Hybrid Tech Holdings, LLC v. Official Committee of Unsecured Creditors (In re Fisker Automotive Holdings, Inc.), No. 14-99 (GMS), 2014 WL 546036 (D. Del. Feb. 7, 2014); Hybrid Tech Holdings, LLC v. Official Committee of Unsecured Creditors (In re Fisker Automotive Holdings, Inc.), No. 14-99 (GMS), 2014 WL 576370 (D. Del. Feb. 12, 2014)
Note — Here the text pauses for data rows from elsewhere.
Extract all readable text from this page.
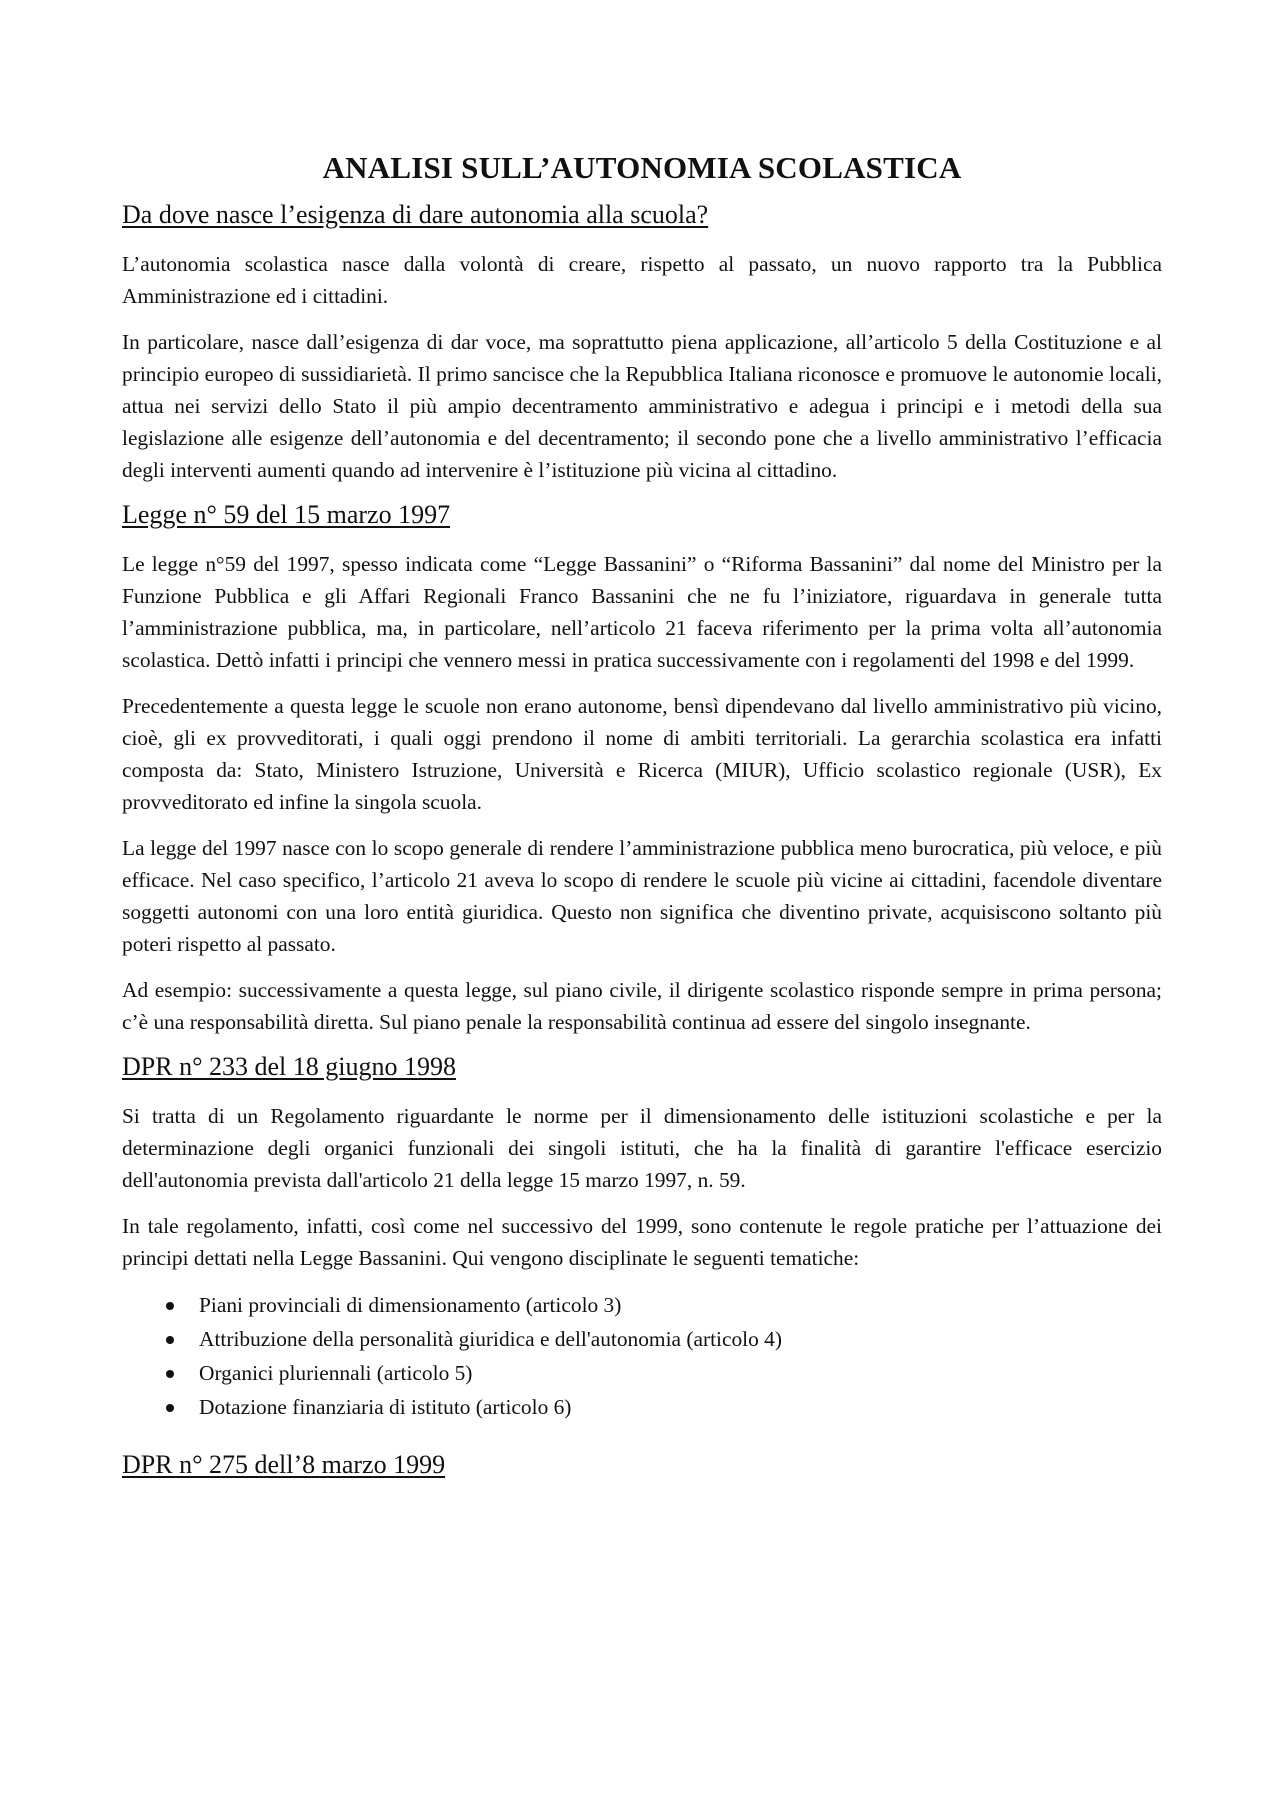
ANALISI SULL’AUTONOMIA SCOLASTICA
Da dove nasce l’esigenza di dare autonomia alla scuola?

L’autonomia scolastica nasce dalla volontà di creare, rispetto al passato, un nuovo rapporto tra la Pubblica Amministrazione ed i cittadini.

In particolare, nasce dall’esigenza di dar voce, ma soprattutto piena applicazione, all’articolo 5 della Costituzione e al principio europeo di sussidiarietà. Il primo sancisce che la Repubblica Italiana riconosce e promuove le autonomie locali, attua nei servizi dello Stato il più ampio decentramento amministrativo e adegua i principi e i metodi della sua legislazione alle esigenze dell’autonomia e del decentramento; il secondo pone che a livello amministrativo l’efficacia degli interventi aumenti quando ad intervenire è l’istituzione più vicina al cittadino.

Legge n° 59 del 15 marzo 1997

Le legge n°59 del 1997, spesso indicata come “Legge Bassanini” o “Riforma Bassanini” dal nome del Ministro per la Funzione Pubblica e gli Affari Regionali Franco Bassanini che ne fu l’iniziatore, riguardava in generale tutta l’amministrazione pubblica, ma, in particolare, nell’articolo 21 faceva riferimento per la prima volta all’autonomia scolastica. Dettò infatti i principi che vennero messi in pratica successivamente con i regolamenti del 1998 e del 1999.

Precedentemente a questa legge le scuole non erano autonome, bensì dipendevano dal livello amministrativo più vicino, cioè, gli ex provveditorati, i quali oggi prendono il nome di ambiti territoriali. La gerarchia scolastica era infatti composta da: Stato, Ministero Istruzione, Università e Ricerca (MIUR), Ufficio scolastico regionale (USR), Ex provveditorato ed infine la singola scuola.

La legge del 1997 nasce con lo scopo generale di rendere l’amministrazione pubblica meno burocratica, più veloce, e più efficace. Nel caso specifico, l’articolo 21 aveva lo scopo di rendere le scuole più vicine ai cittadini, facendole diventare soggetti autonomi con una loro entità giuridica. Questo non significa che diventino private, acquisiscono soltanto più poteri rispetto al passato.

Ad esempio: successivamente a questa legge, sul piano civile, il dirigente scolastico risponde sempre in prima persona; c’è una responsabilità diretta. Sul piano penale la responsabilità continua ad essere del singolo insegnante.

DPR n° 233 del 18 giugno 1998

Si tratta di un Regolamento riguardante le norme per il dimensionamento delle istituzioni scolastiche e per la determinazione degli organici funzionali dei singoli istituti, che ha la finalità di garantire l'efficace esercizio dell'autonomia prevista dall'articolo 21 della legge 15 marzo 1997, n. 59.

In tale regolamento, infatti, così come nel successivo del 1999, sono contenute le regole pratiche per l’attuazione dei principi dettati nella Legge Bassanini. Qui vengono disciplinate le seguenti tematiche:

Piani provinciali di dimensionamento (articolo 3)
Attribuzione della personalità giuridica e dell'autonomia (articolo 4)
Organici pluriennali (articolo 5)
Dotazione finanziaria di istituto (articolo 6)
DPR n° 275 dell’8 marzo 1999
Chief Judge Sleet of the District Court has denied the emergency request of Hybrid Tech Holdings, LLC (“Hybrid”) for leave to appeal the Bankruptcy Court’s order capping for cause Hybrid’s credit bid as well as Hybrid’s emergency request for direct certification to the Third Circuit.  As discussed previously on this blog, on January 17, 2014, Chief Judge Kevin Gross limited Hybrid’s entitlement to credit bid its claim at bankrupt-Fisker’s asset sale, reducing the bid from the requested $75 million to $25 million, and thus, paving the way for a public auction of Fisker’s assets with Hybrid and Wanxiang America Corporation (“Wanxiang”) as the leading contenders.  The Bankruptcy Court’s January 17 Memorandum Opinion can be found here.
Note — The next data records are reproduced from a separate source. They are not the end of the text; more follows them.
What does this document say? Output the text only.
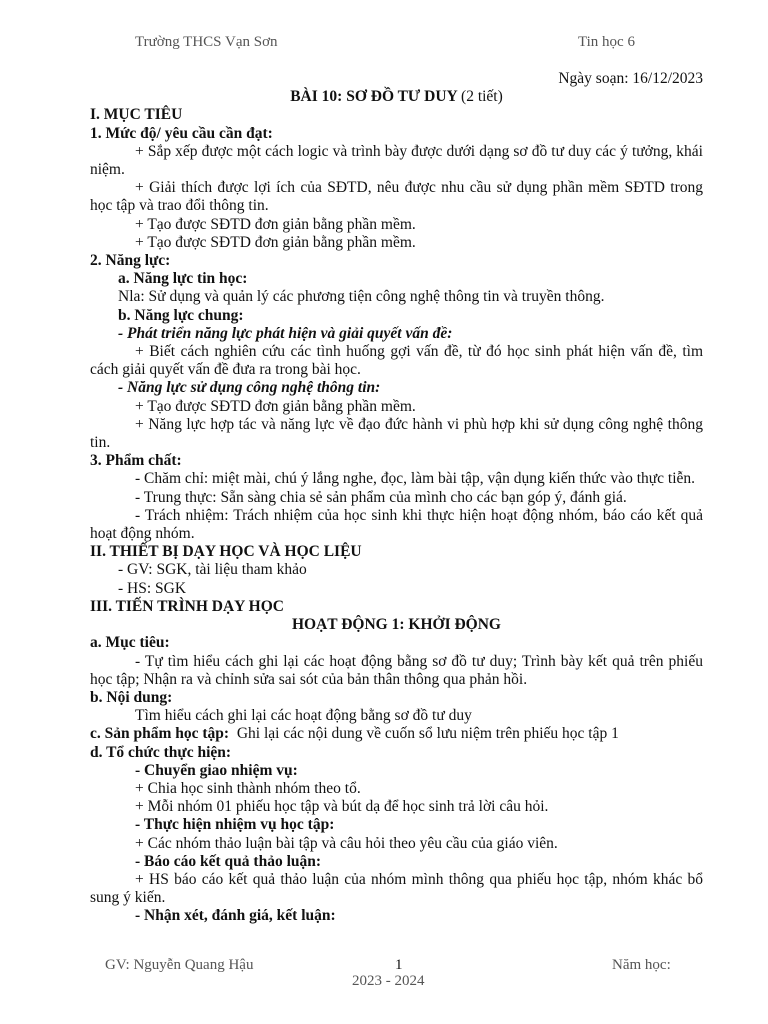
Trường THCS Vạn Sơn	Tin học 6
Ngày soạn: 16/12/2023
BÀI 10: SƠ ĐỒ TƯ DUY (2 tiết)
I. MỤC TIÊU
1. Mức độ/ yêu cầu cần đạt:
+ Sắp xếp được một cách logic và trình bày được dưới dạng sơ đồ tư duy các ý tưởng, khái niệm.
+ Giải thích được lợi ích của SĐTD, nêu được nhu cầu sử dụng phần mềm SĐTD trong học tập và trao đổi thông tin.
+ Tạo được SĐTD đơn giản bằng phần mềm.
+ Tạo được SĐTD đơn giản bằng phần mềm.
2. Năng lực:
a. Năng lực tin học:
Nla: Sử dụng và quản lý các phương tiện công nghệ thông tin và truyền thông.
b. Năng lực chung:
- Phát triển năng lực phát hiện và giải quyết vấn đề:
+ Biết cách nghiên cứu các tình huống gợi vấn đề, từ đó học sinh phát hiện vấn đề, tìm cách giải quyết vấn đề đưa ra trong bài học.
- Năng lực sử dụng công nghệ thông tin:
+ Tạo được SĐTD đơn giản bằng phần mềm.
+ Năng lực hợp tác và năng lực về đạo đức hành vi phù hợp khi sử dụng công nghệ thông tin.
3. Phẩm chất:
- Chăm chỉ: miệt mài, chú ý lắng nghe, đọc, làm bài tập, vận dụng kiến thức vào thực tiễn.
- Trung thực: Sẵn sàng chia sẻ sản phẩm của mình cho các bạn góp ý, đánh giá.
- Trách nhiệm: Trách nhiệm của học sinh khi thực hiện hoạt động nhóm, báo cáo kết quả hoạt động nhóm.
II. THIẾT BỊ DẠY HỌC VÀ HỌC LIỆU
- GV: SGK, tài liệu tham khảo
- HS: SGK
III. TIẾN TRÌNH DẠY HỌC
HOẠT ĐỘNG 1: KHỞI ĐỘNG
a. Mục tiêu:
- Tự tìm hiểu cách ghi lại các hoạt động bằng sơ đồ tư duy; Trình bày kết quả trên phiếu học tập; Nhận ra và chỉnh sửa sai sót của bản thân thông qua phản hồi.
b. Nội dung:
Tìm hiểu cách ghi lại các hoạt động bằng sơ đồ tư duy
c. Sản phẩm học tập:  Ghi lại các nội dung về cuốn sổ lưu niệm trên phiếu học tập 1
d. Tổ chức thực hiện:
- Chuyển giao nhiệm vụ:
+ Chia học sinh thành nhóm theo tổ.
+ Mỗi nhóm 01 phiếu học tập và bút dạ để học sinh trả lời câu hỏi.
- Thực hiện nhiệm vụ học tập:
+ Các nhóm thảo luận bài tập và câu hỏi theo yêu cầu của giáo viên.
- Báo cáo kết quả thảo luận:
+ HS báo cáo kết quả thảo luận của nhóm mình thông qua phiếu học tập, nhóm khác bổ sung ý kiến.
- Nhận xét, đánh giá, kết luận:
GV: Nguyễn Quang Hậu	1	Năm học:
2023 - 2024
With respect to its denial of Hybrid’s appeal request, the District Court in the first instance held that the Bankruptcy Court’s order was not final and appealable as of right.  In holding so, the Court noted the “work left” for the Bankruptcy Court with respect to Hybrid’s credit bid and the sale process as well as the remedies available to Hybrid should the auction proceed and a court ultimately determine that Hybrid’s bid should not have been capped.  More specifically, the Court highlighted, among other things, open issues as to the extent of Hybrid’s secured claim and sale proceed allocation as well as Hybrid’s ability to receive a cash return if successful at the auction and ultimately deemed entitled to a full credit bid.

Turning next to its denial of leave to appeal the interlocutory order, the District Court held that Hybrid failed to demonstrate the governing factors of 28 U.S.C. § 158(a)(3), namely that “such order involves a controlling question of law as to which there is substantial ground for difference of opinion”, “that an immediate appeal from the order may materially advance the ultimate termination of the litigation”, and that exceptional circumstances exist to “justify a departure from the basic policy of postponing a review until after the entry of final judgment.”  Importantly, the Court concluded that no substantial grounds for a difference of opinion exist with respect to the foundation of the Bankruptcy Court’s ruling – that a right to credit bid may be limited for cause under section 363(k) in order “to foster a competitive bidding environment” (a principle recognized by the Third Circuit in its 2010 decision In re Philadelphia Newspapers, LLC, 599 F.3d 298 (3d Cir. 2010)).  Moreover, given the many issues still unresolved in Fisker’s “complex, multi-step” bankruptcy cases as well as Hybrid’s available remedies to it should the auction proceed, the Court perceived an immediate appeal more likely to impede, rather than hasten, the cases.

The aforementioned holdings were relied upon by the Court a few days later to deny Hybrid’s emergency request for direct certification to the Third Circuit.  Interestingly, the Court expressed its frustration with Hybrid’s “barrage of ‘emergency’ motions of dubious merit and even more doubtful urgency”, precluding it from filing any additional motions regarding the credit bid order.

Much has been, and will likely be, said about the potential effects of Judge Gross’s decision on credit bid rights and future § 363 asset sales.  Only time will tell whether such predictions come true.  However, what is known now is that a public auction of Fisker’s assets was held, with Wanxiang defeating Hybrid to emerge as the successful purchaser with a winning bid of approximately $149 million – almost double the amount of Hybrid’s requested credit bid of $75 million.